Some preliminary remarks:
- The domain $G$ and the analytic function $g$ are irrelevant. With $w = g(a)$ you are looking for a Möbius transformation $T$ which maps the exterior of the disk $B(-w, r)$ onto the unit disk, with $T(w) = 0$.
- Möbius transformations map disk on the extended complex plane $\hat{\Bbb C} = \Bbb C \cup \{ \infty \}$ to disks or lines on the extended complex plane. $\mathbb C \setminus \overline {B(-w,r)} $ cannot be mapped to the full unit disk, the point $T(\infty)$ will always be missing in the image.

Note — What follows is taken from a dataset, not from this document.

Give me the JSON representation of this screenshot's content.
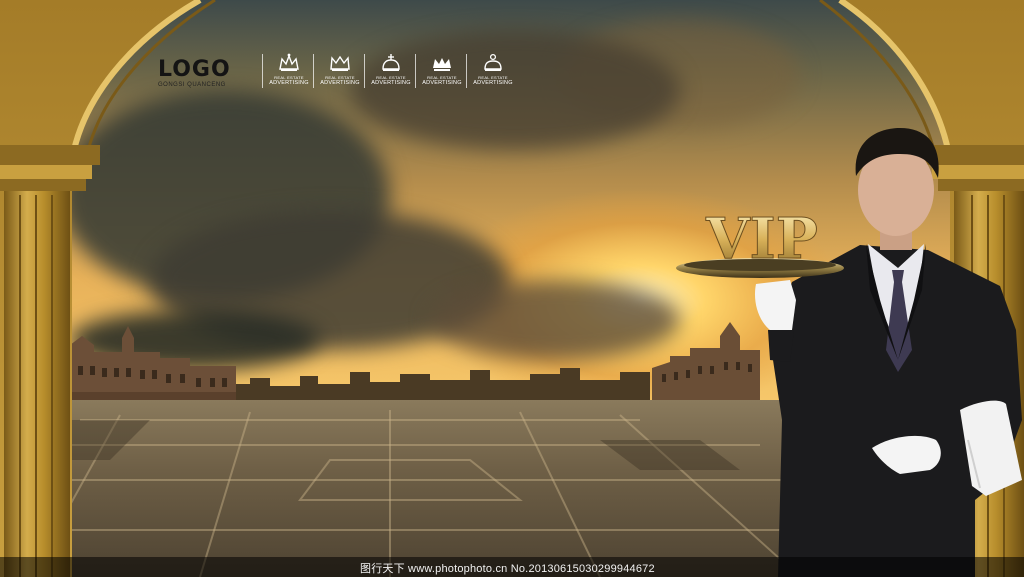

- $T(-w) = 0$ is only possible if $w$ lies in the exterior of $B(-w, r)$, i.e. if $2|w| > r$.
So we can formulate the problem as follows: Given $w \in \Bbb C$ and $r > 0$ with $2|w| > r$, find a Möbius transformation $T$ such that $T \left (\hat{\Bbb C} \setminus \overline {B(-w,r)} \right ) = \Bbb D$ and $T(w) = 0$.
One can start as you did: $T_1(z) = r/(z+w)$ maps $\hat{\Bbb C} \setminus \overline {B(-w,r)} $ onto the unit disk, with $T_1(w) = r/(2w) =: \alpha$. The choose $T_2$ as an automorphism of the unit disk with $T_2(\alpha) = 0$. These automorphism are well-known:
$$
T_2(z) = c\frac{z-\alpha}{1-\overline{\alpha} z}
$$
with an arbitrary factor $c$ of modulus one. Then the composition $T = T_2 \circ T_1$ solves the given problem.
Another option to get the same result is to determine the reflection point $w^*$ of $w$ with respect to the disk $B(-w, r)$. Since Möbius transformations preserve symmetry with respect to a circle or line, $T(w) = 0$ implies $T(w^*) = \infty$. The transformation is therefore of the form
$$
T(z) = d \frac{z-w}{z-w^*}
$$
for some constant $d$ of modulus one. The reflection $w^*$ point of $w$ with respect to a circle $B(z_0, r)$ is determined by the formula
$$
(w^* - z_0)\overline{(w-z_0)} = r^2 \, ,
$$
see for example here. In our case that gives $w^* = -w+ r^2/(2\bar w)$.